I would recommend using construction adhesive behind the 1x2 if you are using mollies, since they are not nearly as strong as toggles. The combination of glue and fastener will give you plenty of strength... just don't stand on it!

And though this may seem obvious, it's a mistake that gets made over and over again... be sure the door is closed and "out of the pocket" before doing any of this work!

Finally, if desired (or necessary), the countertop can be glued to the supporting board with construction adhesive.


Dear NH,

I am going to place a 1/4" plywood top on my work bench and was wondering about coating it with some type of finish. I am not looking for "gloss" I want the product to protect the plywood from oil stains, water, dirt and so on.

I looked at the local hardware store and noticed Watco product's Danish Oil finish. Would this be a good choice? Your recommendations would be appreciated.

TM from Edmond, OK


I'm sure your reasoning is that gloss is meant for furniture or hardwood flooring. But from a practical standpoint, a gloss finish is much more durable since the gloss comes from a finish that is very smooth and non-porous... which is what makes it reflective or "glossy". (Plus, to this handyman, a glossy workbench is mondo chic!)
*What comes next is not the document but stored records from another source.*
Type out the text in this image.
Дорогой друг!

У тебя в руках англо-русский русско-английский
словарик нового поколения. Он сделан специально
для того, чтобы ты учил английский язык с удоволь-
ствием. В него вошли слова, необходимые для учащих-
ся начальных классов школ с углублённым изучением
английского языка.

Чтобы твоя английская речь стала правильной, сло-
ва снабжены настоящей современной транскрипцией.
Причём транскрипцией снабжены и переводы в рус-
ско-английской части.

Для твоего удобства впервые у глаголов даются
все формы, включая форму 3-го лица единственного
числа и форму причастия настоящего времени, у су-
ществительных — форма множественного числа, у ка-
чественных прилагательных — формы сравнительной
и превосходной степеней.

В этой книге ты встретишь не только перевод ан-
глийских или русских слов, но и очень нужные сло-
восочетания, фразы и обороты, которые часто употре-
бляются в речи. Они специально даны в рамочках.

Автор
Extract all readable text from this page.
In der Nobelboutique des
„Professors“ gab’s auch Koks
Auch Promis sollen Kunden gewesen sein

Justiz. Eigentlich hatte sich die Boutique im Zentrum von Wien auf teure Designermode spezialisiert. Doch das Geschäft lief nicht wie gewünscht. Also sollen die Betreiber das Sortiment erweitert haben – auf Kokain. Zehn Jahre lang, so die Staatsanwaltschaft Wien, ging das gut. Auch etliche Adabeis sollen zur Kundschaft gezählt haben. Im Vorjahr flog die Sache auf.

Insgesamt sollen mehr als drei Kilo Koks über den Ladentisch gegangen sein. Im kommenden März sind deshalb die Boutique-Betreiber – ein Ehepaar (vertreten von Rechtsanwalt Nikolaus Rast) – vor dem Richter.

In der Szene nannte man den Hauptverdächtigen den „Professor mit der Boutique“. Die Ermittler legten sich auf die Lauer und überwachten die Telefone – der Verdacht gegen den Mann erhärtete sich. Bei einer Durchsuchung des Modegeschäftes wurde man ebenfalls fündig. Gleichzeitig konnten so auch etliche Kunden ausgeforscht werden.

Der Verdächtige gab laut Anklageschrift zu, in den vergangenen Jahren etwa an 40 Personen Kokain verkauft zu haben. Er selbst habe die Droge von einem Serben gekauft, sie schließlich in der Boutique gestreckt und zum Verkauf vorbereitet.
Oil finishes, in contrast, are not as durable nor are they resistant to as many chemicals as polyurethane. So I would suggest using gloss polyurethane, at least two coats, and sanding between coats. You will have a beautiful and functional work surface that will resist most common chemicals... with the obvious exceptions of furniture refinisher and paint remover.


Dear NH,

We recently bought a house with a natural rock fireplace. The stones are dark and very sooty. How do we best clean them?

DL from Vista, CA


The first step would be to use a household detergent to remove as much dirt and dust from the stone as possible. Don't use anything with ammonia in it (because of the next step). When thoroughly dry, follow up with a phosphoric acid masonry cleaner, which should work to freshen up the stone and the grout. Cleaning off dirt and oils makes the acids job easier and more thorough.

Though the phosphoric acid in a masonry mix is not extremely strong or as dangerous as muriatic acid, a primarily exterior masonry cleaner, you should nevertheless be sure to have lots of ventilation, wear eye and skin protection and protect everything from the acid except the surfaces you wish to clean. Follow the instructions on the container and be sure to rinse thoroughly when done.

Here's a tip... use a spray bottle or garden sprayer to apply the acid. Much easier, more accurate and neater than trying to apply it with a sponge. The acid will not harm most plastic sprayers, but should be thoroughly rinsed out if you plan on reusing the sprayer.